File/program/lib/utf8lib.php

Description

/program/lib/utf8lib.php - utility-routines for UTF-8

This file deals with the idiosyncrasies of UTF-8.

Reference: The Unicode Consortium, The Unicode Standard, Version 6.0.0, (Mountain View, CA: The Unicode Consortium, 2011, ISBN 978-1-936213-01-6) <http://www.unicode.org/versions/Unicode6.0.0>, chapter 3 (Conformance), page 94

Summary of the way valid code points are stored in 1 to 4 byte sequences.

bits code-points 1st byte 2nd byte 3rd byte 4th byte ---- ----------------------------- --------- --------- --------- --------- 7 0000 0000 0000 0000 0xxx xxxx 0xxx.xxxx 11 0000 0000 0000 0yyy yyxx xxxx 110y.yyyy 10xx.xxxx 16 0000 0000 zzzz yyyy yyxx xxxx 1110.zzzz 10yy.yyyy 10xx.xxxx 21 000w wwzz zzzz yyyy yyxx xxxx 1111.0www 10zz.zzzz 10yy.yyyy 10xx.xxxx

bits byte 1 byte 2 byte 3 byte 4 comments ---- ------- ------- ------- ------- -------- 7 00 - 7F U+0000 - U+007F 80 - BF --> ill-formed C0 - C1 80 - BF --> overlong 2-byte 11 C2 - DF 80 - BF U+0080 - U+07FF E0 80 - 9F* 80 - BF --> overlong 3-byte 16 E0 A0 - BF* 80 - BF U+0800 - U+0FFF 16 E1 - EC 80 - BF 80 - BF U+1000 - U+CFFF 16 ED 80 - 9F* 80 - BF U+D000 - U+D7FF ED A0 - BF* 80 - BF --> surrogates (U+D800 - U+DFFF) 16 EE - EF 80 - BF 80 - BF U+E000 - U+FFFF F0 80 - 8F* 80 - BF 80 - BF --> overlong 4-byte 21 F0 90 - BF* 80 - BF 80 - BF U+10000 - U+3FFFF 21 F1 - F3 80 - BF 80 - BF 80 - BF U+40000 - U+FFFFF 21 F4 80 - 8F* 80 - BF 80 - BF U+100000 - U+10FFFF F4 90 - BF* 80 - BF 80 - BF --> invalid planes 11 - 13 F5 - F7 80 - BF 80 - BF 80 - BF --> invalid planes 14 - 1F F8 - FB --> invalid 5-byte sequence FC - FD --> invalid 6-byte sequence FE - FF --> disallowed (BOM)

Note: Non-standard continuation ranges are marked with * (only for byte 2)

Constants
USE_MBSTRING = TRUE (line 70)
Functions
utf8_strcasecmp (line 181)

compare two UTF8 strings in a case-INsensitive way

This compares two UTF-8 strings caseINsensitive.
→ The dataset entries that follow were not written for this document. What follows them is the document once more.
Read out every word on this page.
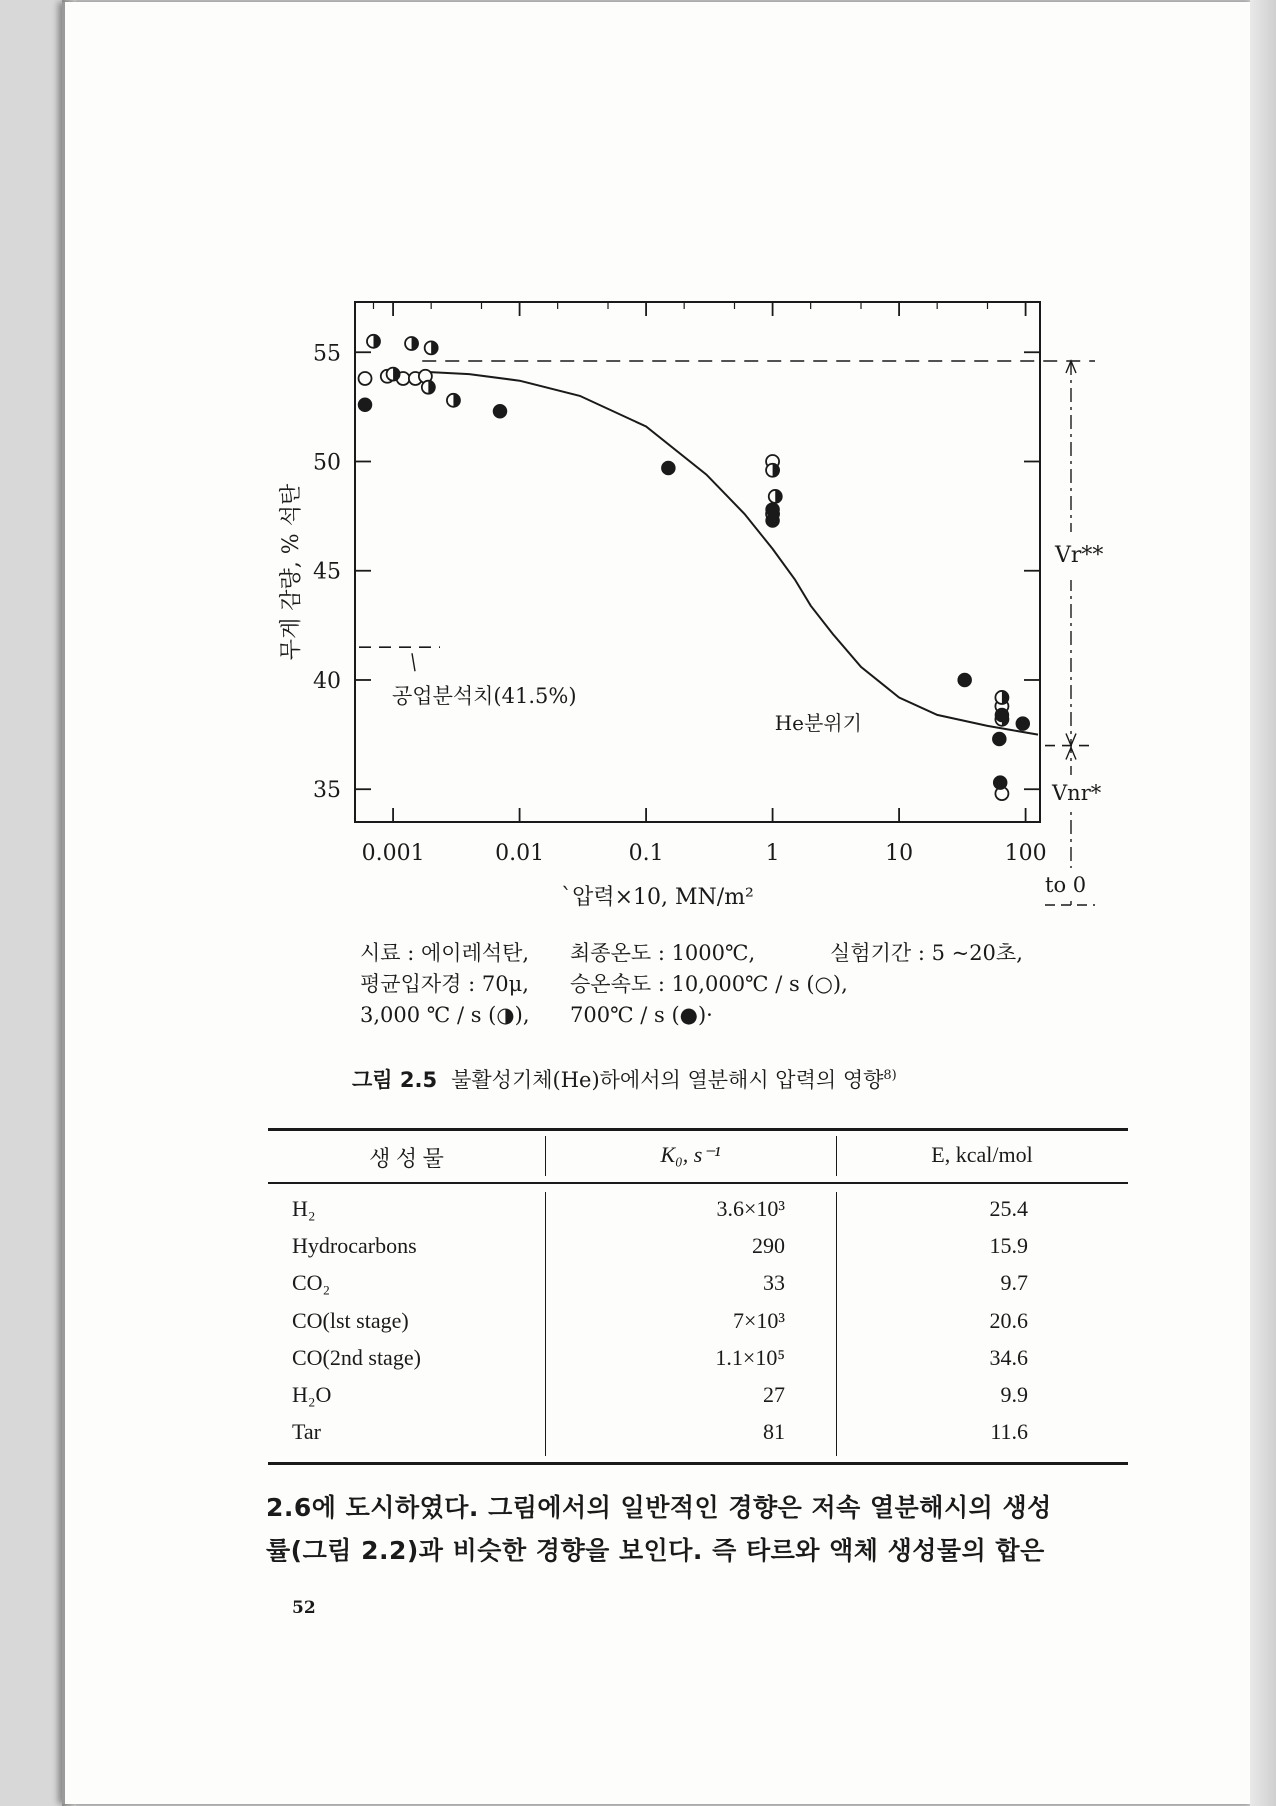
0.001	0.01	0.1	1	10	100
35
40
45
50
55
`압력×10, MN/m²
무게 감량, % 석탄
공업분석치(41.5%)
He분위기
Vr**
Vnr*
to 0
시료 : 에이레석탄, 최종온도 : 1000℃,	실험기간 : 5 ~20초,
평균입자경 : 70μ, 승온속도 : 10,000℃ / s (○),
3,000 ℃ / s (◑), 700℃ / s (●)·
그림 2.5 불활성기체(He)하에서의 열분해시 압력의 영향$^{8)}$
생 성 물	K₀, s⁻¹	E, kcal/mol
H₂	3.6×10³	25.4
Hydrocarbons	290	15.9
CO₂	33	9.7
CO(lst stage)	7×10³	20.6
CO(2nd stage)	1.1×10⁵	34.6
H₂O	27	9.9
Tar	81	11.6
2.6에 도시하였다. 그림에서의 일반적인 경향은 저속 열분해시의 생성
률(그림 2.2)과 비슷한 경향을 보인다. 즉 타르와 액체 생성물의 합은
52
We do this by comparing the lowercase variant of the strings with the regular strcmp. We use lowercasing because that translation table is 'better' than the upper case one.

Note that this is a quick and dirty approach: we simply use the multibyte strings as-is rather than extracting the actual code points and applying some sort of collation because that would make it much more complicated.

  • return: result < 0 if string 1 < string 2, result > 0 if string 1 > string 2, 0 when equal
int utf8_strcasecmp (string $utf8str1, string $utf8str2)
  • string $utf8str1: first string
  • string $utf8str2: second string
utf8_strlen (line 112)

calculate the number of code points encoded in an UTF-8 string

This routine uses a trick to calculate the number of code points available in string $str. By first converting the UTF-8 string to ISO-8859-1 all multi-byte code points (ie. all non-ASCII) are converted to a single byte: the correct ISO-8859-1 character where possible and a '?' for characters not available in the ISO-8859-1 reportoire. Note that utf8_decode() does NOT work very well on ill-formed UTF-8 strings, e.g. it happily interprets codes in invalid planes and translates truncated sequences to chr(0). The good news is that it works for valid UTF-8.

  • return: the number of code points in string $str
int utf8_strlen (string $utf8str)
  • string $utf8str: a valid UTF-8 string to examine
utf8_strtoascii (line 268)

map some UTF-8 characters to comparable ASCII strings

this maps a lot of UTF-8 characters to more or less comparable ASCII strings, e.g. an A-acute is mapped to 'A', etc. Handy when trying to construct readable filenames from letters with diacritics, eg. e-acute 'l' e-grave 'v' 'e' (French for pupil) maps to 'e' 'l' 'e' 'v' e' rather than 'l' 'v' 'e' if the diacriticals would simply be 'eaten'.

Note that UTF-8 characters that are NOT mapped to ASCII are retained, i.e. the result is not plain ASCII but an UTF-8 string with as much characters mapped to ASCII as possible.

  • return: a 'best-effort' ASCII-approximation of $utf8str
  • uses: $UTF8_ASCII
string utf8_strtoascii (string $utf8str)
  • string $utf8str: input string possibly with letters with diacriticals etc.
utf8_strtolower (line 134)

fold a UTF-8 string to lower case

this routine tries to use the multibyte routine for folding, but if it is not available we fall back to our own translation table $UTF8_UPPER_LOWER which is derived straight from the Unicode Character Database.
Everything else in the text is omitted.